Текущая страница: 52 (всего у книги 58 страниц)
Творцы судебных уставов насадили у нас иностранные судебные порядки, в которые внесли, однако, отдельные, вызванные особенностями наших условий, изменения. Русский суд – наиболее чужеземное по своим формам из наших государственных учреждений. А между тем именно в русском суде русский дух нашел себе наиболее яркое выражение.
Объяснение этого парадокса – в самой природе правосудия. Суд – не только технический аппарат, приспособленный к разрешению споров определенной категории между сторонами. На всем протяжении человеческой истории он был и остается по сей день главной цитаделью права. Больше того. Население еще не отвыкло искать у него того высшего блага, которое он именует «правдой». Рассудить дело «по справедливости», «по-божески» – в этом, с точки зрения народного миросозерцания, основное задание суда. Выкованная римским гением формула «res judicata pro veritate habetur»[328]328
«Решение суда считается истиной» (лат.).
[Закрыть] еще не сдана в архив истории. Суд по сей день еще несет сверхчеловеческую функцию провозглашения истины. Отсюда – мистический характер правосудия, его связь с религией. Связь эту бессильно было окончательно порвать и отделение государства от церкви. И в обмирщенных государствах судебные действия продолжают сопровождаться особым торжественным обещанием – этим лицемерным суррогатом обращенной к нему присяги.
Суд не может творить своего дела без непосредственного участия широких кругов населения. Он нуждается не только в техническом персонале коронных судей, прокуроров и адвокатов, не только в привлечении к исполнению судейских обязанностей выборных представителей населения в лице присяжных заседателей, шеффенов, но и в сотрудничестве сторон, свидетелей, сведущих лиц. Наряду с этим без печати, без публики в заседании он лишается нужной ему гласности, хиреет от недостатка света и воздуха.
При этих условиях отправление правосудия неизбежно приобретает национальный характер.

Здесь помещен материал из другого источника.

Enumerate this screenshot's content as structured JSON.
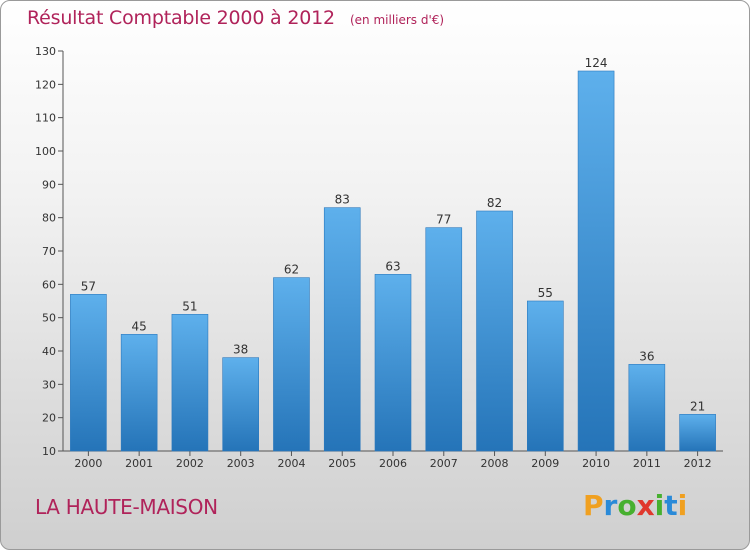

Долговременное принудительное пребывание на чужбине научило нас ценить наше прошлое, не ослабило, а укрепило нашу духовную связь с родиной. «Так тяжкий млат, дробя стекло, кует булат». Особенно ярко светит в этом прошлом ореол, окружающий русский суд по уставам императора Александра II. Часто приходится слышать, что правосудие поставлено было у нас выше, чем на Западе. Судить о сравнительных достоинствах иностранных судебных систем нам не дано. Русский суд имеет для нас и только для нас неоспоримое, присущее ему одному, достоинство: он был русским, в нем жил русский дух.
В чем проявились свойственные ему особенности? Какое именно содержание вложил русский народ в заимствованные на Западе формы?
Вот главный, пожалуй, единственно нужный вопрос, который мы теперь на чужбине должны себе ставить, подходя к оценке русского суда в прошлом.
Пишущий эти строки не претендует его разрешить. Его задача – дать материал для размышлений над ним. Настоящие заметки – личные впечатления, воспоминания, не исследование.
В области этих личных переживаний в прошлом, личных впечатлений в настоящем – есть одно основное. В России было живо мистическое начало правосудия. Оно было живо как в народной массе, так и в среде профессиональных судебных работников, в лице судей, прокуроров, адвокатов, судебной молодежи. Вера в святость дела правосудия у нас не была изжита. Она горела подчас под пеплом скептицизма, материальных интересов, но священный огонь еще не погас. Суд в России был храмом правосудия, храмом, а не присутственным местом. Служители его священнодействовали, а не отбывали будничную повинность. Судебная работа в России еще была призванием, еще не превратилась в ремесло. Живой дух, который творцы судебных уставов вдохнули в свое создание, не умер до конца.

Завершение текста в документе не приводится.